The separation method of the endophytic bacteria specifically comprises the following operations: washing rice blast resistant rice root system with tap water, drying in the air, weighing root tissue 10g, soaking in 70 vol% alcohol for 2min, surface sterilizing with 2.5 vol% sodium hypochlorite for 10min, washing with sterile water for 4 times, sucking water on sterile filter paper, transferring the sample into a sterile mortar, adding 10mL of sterile water, grinding, standing for 15min, coating 100 microliter with LB plate, repeating the test treatment for 3 times, culturing at 28 deg.C for 48-72 h, and observing the result.

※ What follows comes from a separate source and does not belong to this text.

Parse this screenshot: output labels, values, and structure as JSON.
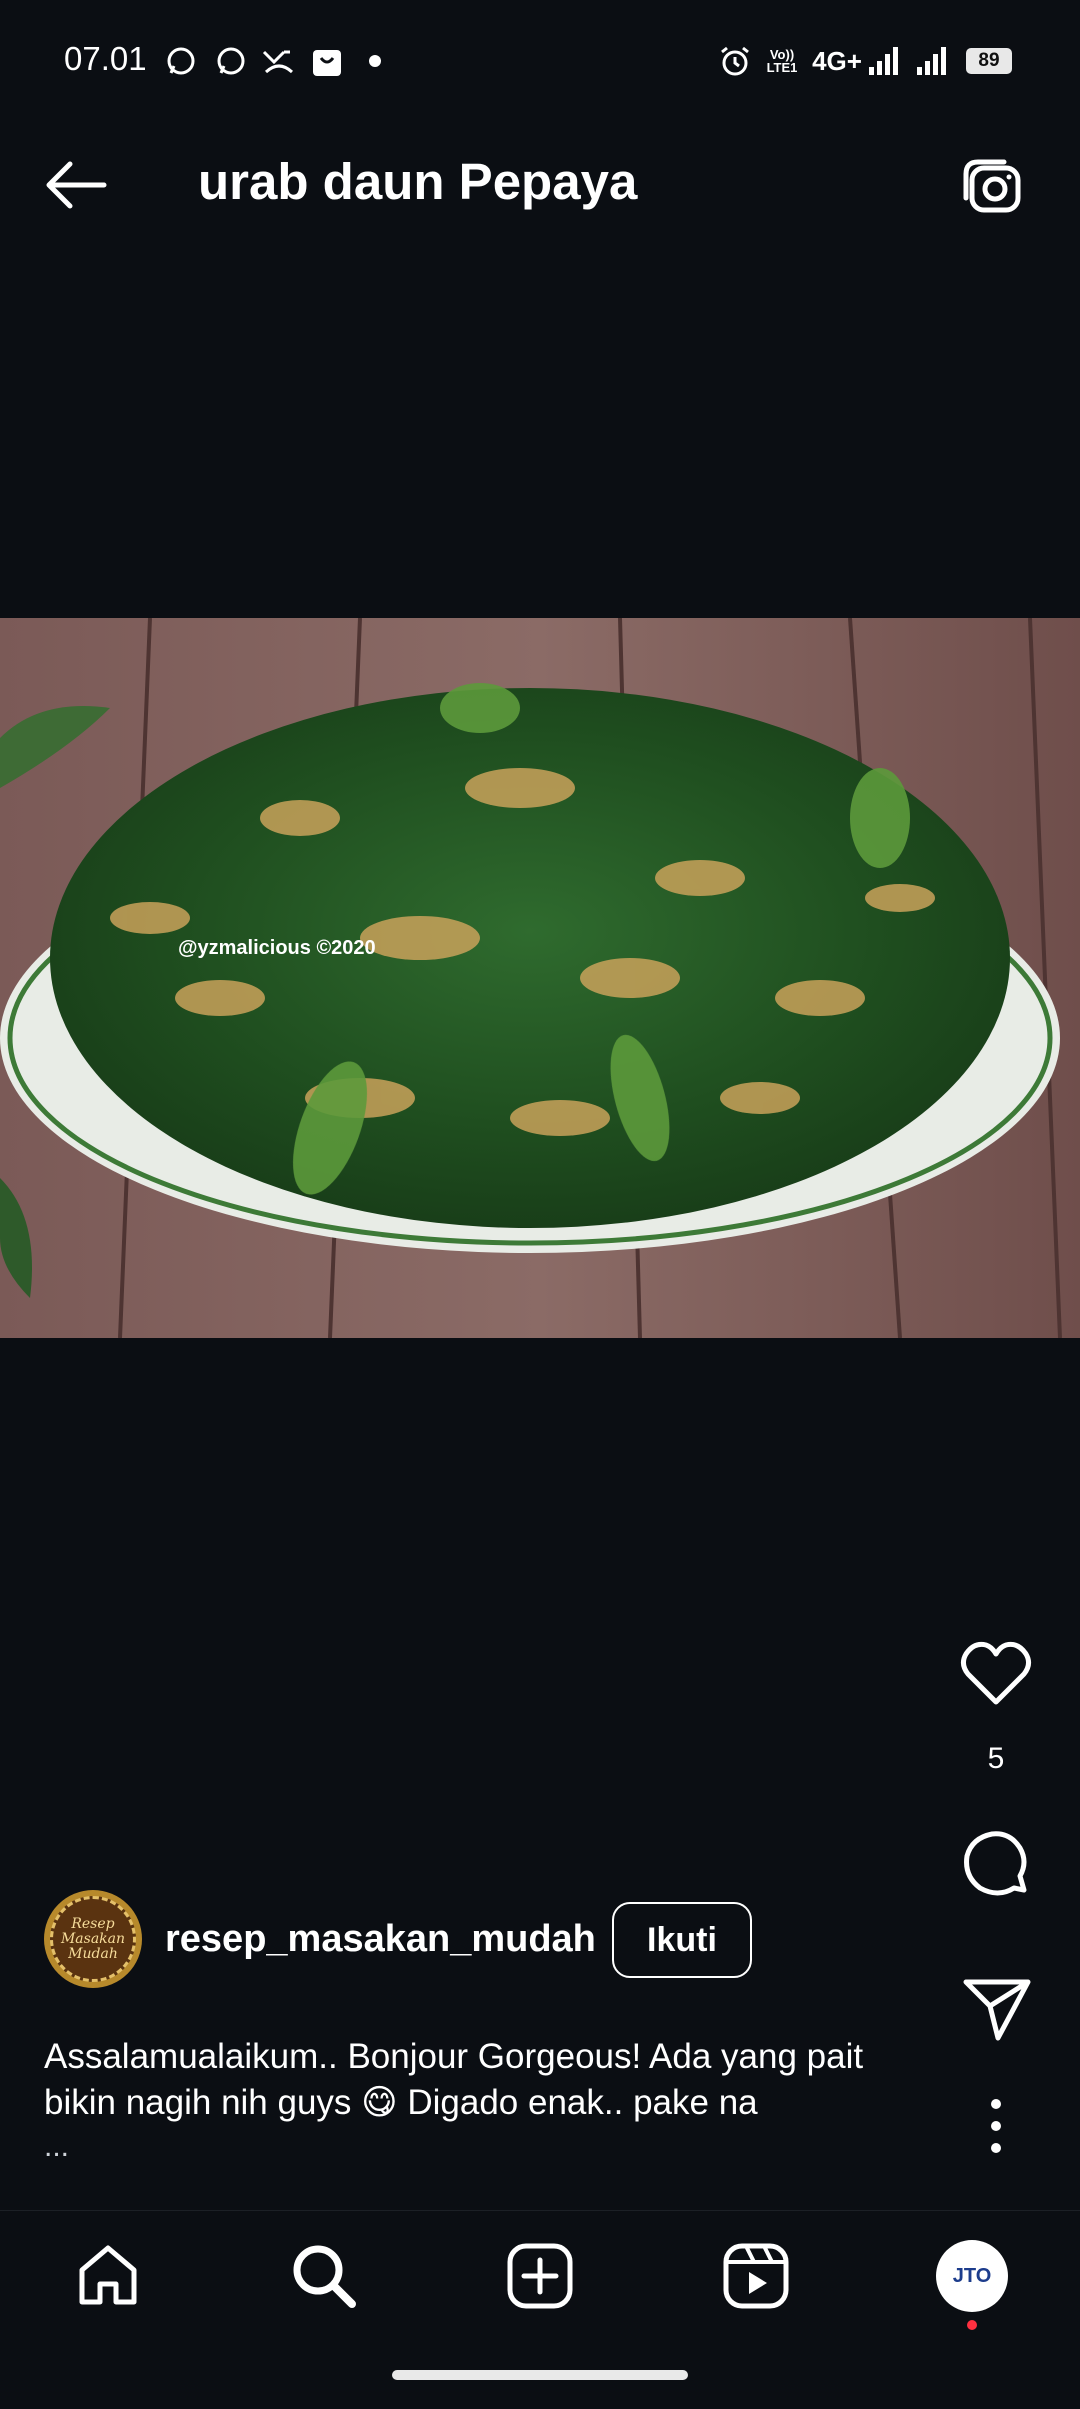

The disinfection effect of the tissue surface is tested by adopting a rinsing liquid test method (Schulz et al, 1993), 200 mu L of rinsing liquid of the disinfection material rinsed at the last time is coated on an LB solid plate for culture, and aseptic colonies are observed to grow out after the culture, so that the surface of the material is completely sterilized, otherwise, the separation result cannot be used.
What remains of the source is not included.